Random Git Stuff

Switching between projects using different SCMs is painful sometimes, and I always fail to remember the branch I’m on in my Git repositories. I use some bashrc/PS1 magic to show some SCM information in my PS1, I thought someone would find it useful: bashrc-scm.

Lately I’ve been working on RepoDoc whenever I’ve found a bit of free time. We are using Git as our SCM mainly because it is easy and very flexible and we can follow a pseudo-centralized workflow that probably only suits us 🙂 We faced some problems with it but given the flexibility of Git, fixing them was really easy.

We keep a central repository with one branch per committer plus master. Those are the top-level branches, and not everybody can update every brach, so the traditional Unix filesystem permissions doesn’t solve our problem. Then we can create as many temporal branches as we want under the tmp/ directory.

Also, we decided to keep a ‘fast-forward only’ policy on top-level branches, so everything has to be cooked in temporal branches first and then cleanly merged into top-level branches.

To enforce both policies (permissions and ‘fast-forward only’) we call a script from the update hook who does all the magic: http://dev.gentoo.org/~ferdy/stuff/enforce-perms. The users-allowed file is something like:

refs/heads/master$  alice bob
refs/heads/alice$   alice
refs/heads/bob$     bob
refs/heads/eve$     eve
refs/heads/tmp/     ^
refs/tags/          alice

Today I also decided to hack a CIA bot to send repodoc stats. It was fairly easy since the ciabot.pl included in Cogito did almost everything I wanted. However, being a perl-ignorant I rewrote the whole thing in bash to suit my needs, grab it from http://dev.gentoo.org/~ferdy/stuff/ciabot.bash.

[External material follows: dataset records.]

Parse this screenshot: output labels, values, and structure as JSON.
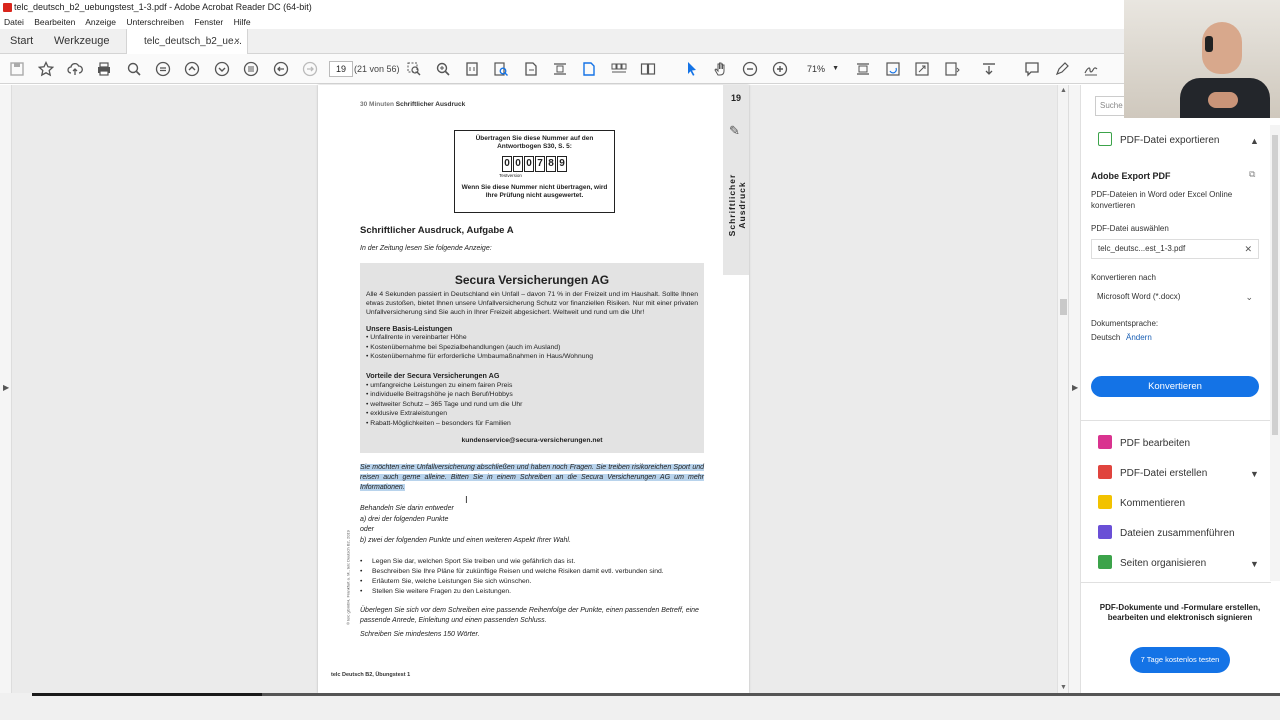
{
  "window": {
    "title": "telc_deutsch_b2_uebungstest_1-3.pdf - Adobe Acrobat Reader DC (64-bit)"
  },
  "menu": [
    "Datei",
    "Bearbeiten",
    "Anzeige",
    "Unterschreiben",
    "Fenster",
    "Hilfe"
  ],
  "tabs": {
    "home": "Start",
    "tools": "Werkzeuge",
    "doc": "telc_deutsch_b2_ue...",
    "close": "×"
  },
  "toolbar": {
    "page_current": "19",
    "page_count": "(21 von 56)",
    "zoom": "71%"
  },
  "page": {
    "number": "19",
    "header_gray": "30 Minuten",
    "header_bold": "Schriftlicher Ausdruck",
    "side_label": "Schriftlicher Ausdruck",
    "numbox_line1": "Übertragen Sie diese Nummer auf den Antwortbogen S30, S. 5:",
    "digits": [
      "0",
      "0",
      "0",
      "7",
      "8",
      "9"
    ],
    "numbox_tv": "Testversion",
    "numbox_line2": "Wenn Sie diese Nummer nicht übertragen, wird Ihre Prüfung nicht ausgewertet.",
    "section_title": "Schriftlicher Ausdruck, Aufgabe A",
    "intro": "In der Zeitung lesen Sie folgende Anzeige:",
    "ad": {
      "title": "Secura Versicherungen AG",
      "intro": "Alle 4 Sekunden passiert in Deutschland ein Unfall – davon 71 % in der Freizeit und im Haushalt. Sollte Ihnen etwas zustoßen, bietet Ihnen unsere Unfallversicherung Schutz vor finanziellen Risiken. Nur mit einer privaten Unfallversicherung sind Sie auch in Ihrer Freizeit abgesichert. Weltweit und rund um die Uhr!",
      "basis_title": "Unsere Basis-Leistungen",
      "basis": [
        "Unfallrente in vereinbarter Höhe",
        "Kostenübernahme bei Spezialbehandlungen (auch im Ausland)",
        "Kostenübernahme für erforderliche Umbaumaßnahmen in Haus/Wohnung"
      ],
      "vorteile_title": "Vorteile der Secura Versicherungen AG",
      "vorteile": [
        "umfangreiche Leistungen zu einem fairen Preis",
        "individuelle Beitragshöhe je nach Beruf/Hobbys",
        "weltweiter Schutz – 365 Tage und rund um die Uhr",
        "exklusive Extraleistungen",
        "Rabatt-Möglichkeiten – besonders für Familien"
      ],
      "email": "kundenservice@secura-versicherungen.net"
    },
    "task": "Sie möchten eine Unfallversicherung abschließen und haben noch Fragen. Sie treiben risikoreichen Sport und reisen auch gerne alleine. Bitten Sie in einem Schreiben an die Secura Versicherungen AG um mehr Informationen.",
    "choose": [
      "Behandeln Sie darin entweder",
      "a)  drei der folgenden Punkte",
      "oder",
      "b)  zwei der folgenden Punkte und einen weiteren Aspekt Ihrer Wahl."
    ],
    "points": [
      "Legen Sie dar, welchen Sport Sie treiben und wie gefährlich das ist.",
      "Beschreiben Sie Ihre Pläne für zukünftige Reisen und welche Risiken damit evtl. verbunden sind.",
      "Erläutern Sie, welche Leistungen Sie sich wünschen.",
      "Stellen Sie weitere Fragen zu den Leistungen."
    ],
    "final": "Überlegen Sie sich vor dem Schreiben eine passende Reihenfolge der Punkte, einen passenden Betreff, eine passende Anrede, Einleitung und einen passenden Schluss.",
    "final2": "Schreiben Sie mindestens 150 Wörter.",
    "copyright": "© telc gGmbH, Frankfurt a. M., telc Deutsch B2, 2019",
    "footer": "telc Deutsch B2, Übungstest 1"
  },
  "right_panel": {
    "search_placeholder": "Suche",
    "export_title": "PDF-Datei exportieren",
    "adobe_export": "Adobe Export PDF",
    "desc": "PDF-Dateien in Word oder Excel Online konvertieren",
    "select_label": "PDF-Datei auswählen",
    "file": "telc_deutsc...est_1-3.pdf",
    "convert_to_label": "Konvertieren nach",
    "format": "Microsoft Word (*.docx)",
    "lang_label": "Dokumentsprache:",
    "lang": "Deutsch",
    "lang_change": "Ändern",
    "convert_button": "Konvertieren",
    "tools": [
      {
        "label": "PDF bearbeiten",
        "color": "#d9338f"
      },
      {
        "label": "PDF-Datei erstellen",
        "color": "#e0443e"
      },
      {
        "label": "Kommentieren",
        "color": "#f2c200"
      },
      {
        "label": "Dateien zusammenführen",
        "color": "#6a4fd6"
      },
      {
        "label": "Seiten organisieren",
        "color": "#3ca34a"
      }
    ],
    "promo": "PDF-Dokumente und -Formulare erstellen, bearbeiten und elektronisch signieren",
    "promo_button": "7 Tage kostenlos testen"
  },
  "colors": {
    "accent": "#1473e6",
    "highlight": "#b8d3ec"
  }
}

For those with the ability to read or understand some Spanish I wrote a little introduction to Git: http://dev.gentoo.org/~ferdy/git-intro/

I have also been trying to import the gentoo-x86 module into Git without much luck, both parsecvs and git-cvsimport failed, I’ll probably try Tailor later. I haven’t payed much attention to it anyway, since I’m a bit busy with university stuff. I guess I should seek help in the Git mailing list once I take it seriously.

Oh, and by the way, there is a new Git version in the tree. Go grab it!